The controversy of Schoenberg’s serialist works—the overwhelming reaction to them as ugly, nightmarish, simply unmusical—shows how firmly tonality had come to condition habits of listening. It also points to a widespread dislike for composition that pushes music too close to its roots in mathematics. 

All sorts of kooky ramifications and bits of weird trivia start popping up the more you look into the connections between music and math. The wiry undulations of the Slinky toy, for example, turn out to be good way of modeling sine waves. And what about the “lowest known musical note in the universe”? It turns out to be a tone emitted by the galaxy cluster Abell 426, 250 million light years away. Maor explains: “the cluster is surrounded by a hot gas at a temperature of about 25,000,000 degrees Celsius, and it shows concentric ripples spreading outward—acoustic waves. From the speed of sound at that temperature—about 1,155 kilometers per second—and the observed spacing between the ripples—some 36,000 light years—it is easy to find the frequency of the sound: about 3x10-15 Hz, which corresponds to the note Bb nearly 57 octaves below middle C.” (You’ll need to tack on 635 keys to the left side of a piano keyboard to find out what this sounds like).

In looking into the links between music and math, one can’t help feeling excited affection for the freewheeling curiosity of previous centuries, when savants played over broad arrays of disciplines like virtuoso keyboardists. The unfettered polymathic openness of a Helmholtz or a Schoenberg seems comparatively rare in our age of narrow expertise and stiflingly corporate “research programs.” This is not to mention the persistence of what C.P. Snow once called the Two Cultures, which still keeps the arts and the natural sciences at a tense, suspicious distance.

While the intimate link between music and math upsets the presumed schism between creative expression and disciplines like physics or engineering, it also dispels the idea that artworks (musical or otherwise) are in any true sense measurable. Musical works may be not “explained” numerically; there is a category mistake in the idea. For all the precision of descriptions of tones as formed from composites of overtones, or how the human ear is a natural acoustic prism, no amount of measure will capture just what it is about Bach’s Goldberg Variations that makes them drop dead gorgeous. (This is not to mention the difference between the piece as performed by one human being, say Karl Richter, and another, say Glenn Gould).   

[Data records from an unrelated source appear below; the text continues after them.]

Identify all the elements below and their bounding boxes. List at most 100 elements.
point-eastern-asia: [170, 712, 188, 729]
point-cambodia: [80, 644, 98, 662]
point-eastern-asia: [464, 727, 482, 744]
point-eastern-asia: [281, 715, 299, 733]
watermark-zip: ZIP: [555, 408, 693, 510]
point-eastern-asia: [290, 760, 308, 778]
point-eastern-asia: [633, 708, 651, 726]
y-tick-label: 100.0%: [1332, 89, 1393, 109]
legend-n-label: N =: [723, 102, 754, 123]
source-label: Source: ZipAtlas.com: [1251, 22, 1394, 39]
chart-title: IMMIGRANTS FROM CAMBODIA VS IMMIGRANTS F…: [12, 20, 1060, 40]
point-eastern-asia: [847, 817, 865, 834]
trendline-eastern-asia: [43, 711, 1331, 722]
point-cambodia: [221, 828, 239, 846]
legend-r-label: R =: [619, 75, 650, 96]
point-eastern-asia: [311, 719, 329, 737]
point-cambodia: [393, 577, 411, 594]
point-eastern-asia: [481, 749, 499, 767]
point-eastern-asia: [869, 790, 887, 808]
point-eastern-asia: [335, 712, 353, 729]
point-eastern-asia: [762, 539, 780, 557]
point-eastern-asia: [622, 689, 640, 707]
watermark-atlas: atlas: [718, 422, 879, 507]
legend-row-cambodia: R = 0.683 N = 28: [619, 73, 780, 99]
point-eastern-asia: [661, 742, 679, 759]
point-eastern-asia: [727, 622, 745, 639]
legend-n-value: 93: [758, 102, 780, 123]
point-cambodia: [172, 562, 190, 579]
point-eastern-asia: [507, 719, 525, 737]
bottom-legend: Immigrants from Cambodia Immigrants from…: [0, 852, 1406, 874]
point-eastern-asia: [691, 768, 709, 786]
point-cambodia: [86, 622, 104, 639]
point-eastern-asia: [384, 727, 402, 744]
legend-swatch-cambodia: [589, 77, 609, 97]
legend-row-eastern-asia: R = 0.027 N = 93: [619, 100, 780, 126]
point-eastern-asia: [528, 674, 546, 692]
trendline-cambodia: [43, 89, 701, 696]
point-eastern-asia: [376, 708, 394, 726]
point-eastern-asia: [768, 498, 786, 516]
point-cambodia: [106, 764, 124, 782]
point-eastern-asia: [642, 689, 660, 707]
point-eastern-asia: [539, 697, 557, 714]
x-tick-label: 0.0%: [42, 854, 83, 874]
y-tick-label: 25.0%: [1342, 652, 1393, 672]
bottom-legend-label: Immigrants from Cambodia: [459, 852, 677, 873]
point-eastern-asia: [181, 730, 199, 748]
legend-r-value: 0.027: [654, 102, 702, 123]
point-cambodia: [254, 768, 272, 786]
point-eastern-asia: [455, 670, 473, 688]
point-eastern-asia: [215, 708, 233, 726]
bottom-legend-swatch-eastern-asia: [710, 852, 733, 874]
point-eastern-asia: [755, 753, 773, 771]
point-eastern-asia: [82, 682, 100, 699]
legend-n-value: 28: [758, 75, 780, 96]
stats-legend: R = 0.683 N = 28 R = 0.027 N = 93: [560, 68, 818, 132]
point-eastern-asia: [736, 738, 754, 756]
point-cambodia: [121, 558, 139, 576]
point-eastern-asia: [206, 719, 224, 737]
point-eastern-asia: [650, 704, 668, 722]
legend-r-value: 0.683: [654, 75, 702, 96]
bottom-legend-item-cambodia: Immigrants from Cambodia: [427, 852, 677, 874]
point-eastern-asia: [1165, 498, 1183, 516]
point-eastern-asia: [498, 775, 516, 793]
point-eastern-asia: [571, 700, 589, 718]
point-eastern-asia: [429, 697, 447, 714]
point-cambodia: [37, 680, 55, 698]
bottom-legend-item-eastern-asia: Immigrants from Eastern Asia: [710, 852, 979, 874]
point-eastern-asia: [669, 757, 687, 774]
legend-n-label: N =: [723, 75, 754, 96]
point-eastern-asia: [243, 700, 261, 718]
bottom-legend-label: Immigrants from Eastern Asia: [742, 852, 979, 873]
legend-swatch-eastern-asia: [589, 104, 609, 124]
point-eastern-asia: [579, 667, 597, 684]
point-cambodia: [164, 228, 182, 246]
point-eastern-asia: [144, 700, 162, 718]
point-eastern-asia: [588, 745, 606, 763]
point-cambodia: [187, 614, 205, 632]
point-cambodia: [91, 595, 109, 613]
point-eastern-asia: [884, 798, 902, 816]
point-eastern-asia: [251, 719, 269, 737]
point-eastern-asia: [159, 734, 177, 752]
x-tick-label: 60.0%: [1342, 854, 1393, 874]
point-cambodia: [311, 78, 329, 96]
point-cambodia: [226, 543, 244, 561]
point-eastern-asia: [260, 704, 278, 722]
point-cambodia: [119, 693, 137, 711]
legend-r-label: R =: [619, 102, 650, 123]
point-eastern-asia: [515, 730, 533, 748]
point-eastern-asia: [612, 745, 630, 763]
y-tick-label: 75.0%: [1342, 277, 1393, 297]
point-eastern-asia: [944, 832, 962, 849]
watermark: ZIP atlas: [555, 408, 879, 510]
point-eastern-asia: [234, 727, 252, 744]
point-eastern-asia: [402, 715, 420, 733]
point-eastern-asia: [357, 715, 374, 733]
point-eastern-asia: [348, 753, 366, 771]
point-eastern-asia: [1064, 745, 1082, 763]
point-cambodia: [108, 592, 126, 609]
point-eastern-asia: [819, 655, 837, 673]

None of this is to suggest that we should not be interested in the connections between music and numbers. Those connections give one a peculiar and exhilarating taste in the head. It’s one you find in Martin Gardiner’s Scientific American columns on mathematical puzzles and in his annotations to Alice in Wonderland; in the French Oulipo collective who seek in numerical constraints ways of deriving novels and poems; in the “quasi-musical … poetico-mathematical” high Vladimir Nabokov got from composing chess problems; in the twisty, psychedelic speculations of Douglas Hofstadter’s Gödel, Escher, Bach. To spend time in this place is as good an antidote as any to the ubiquity of algorithms.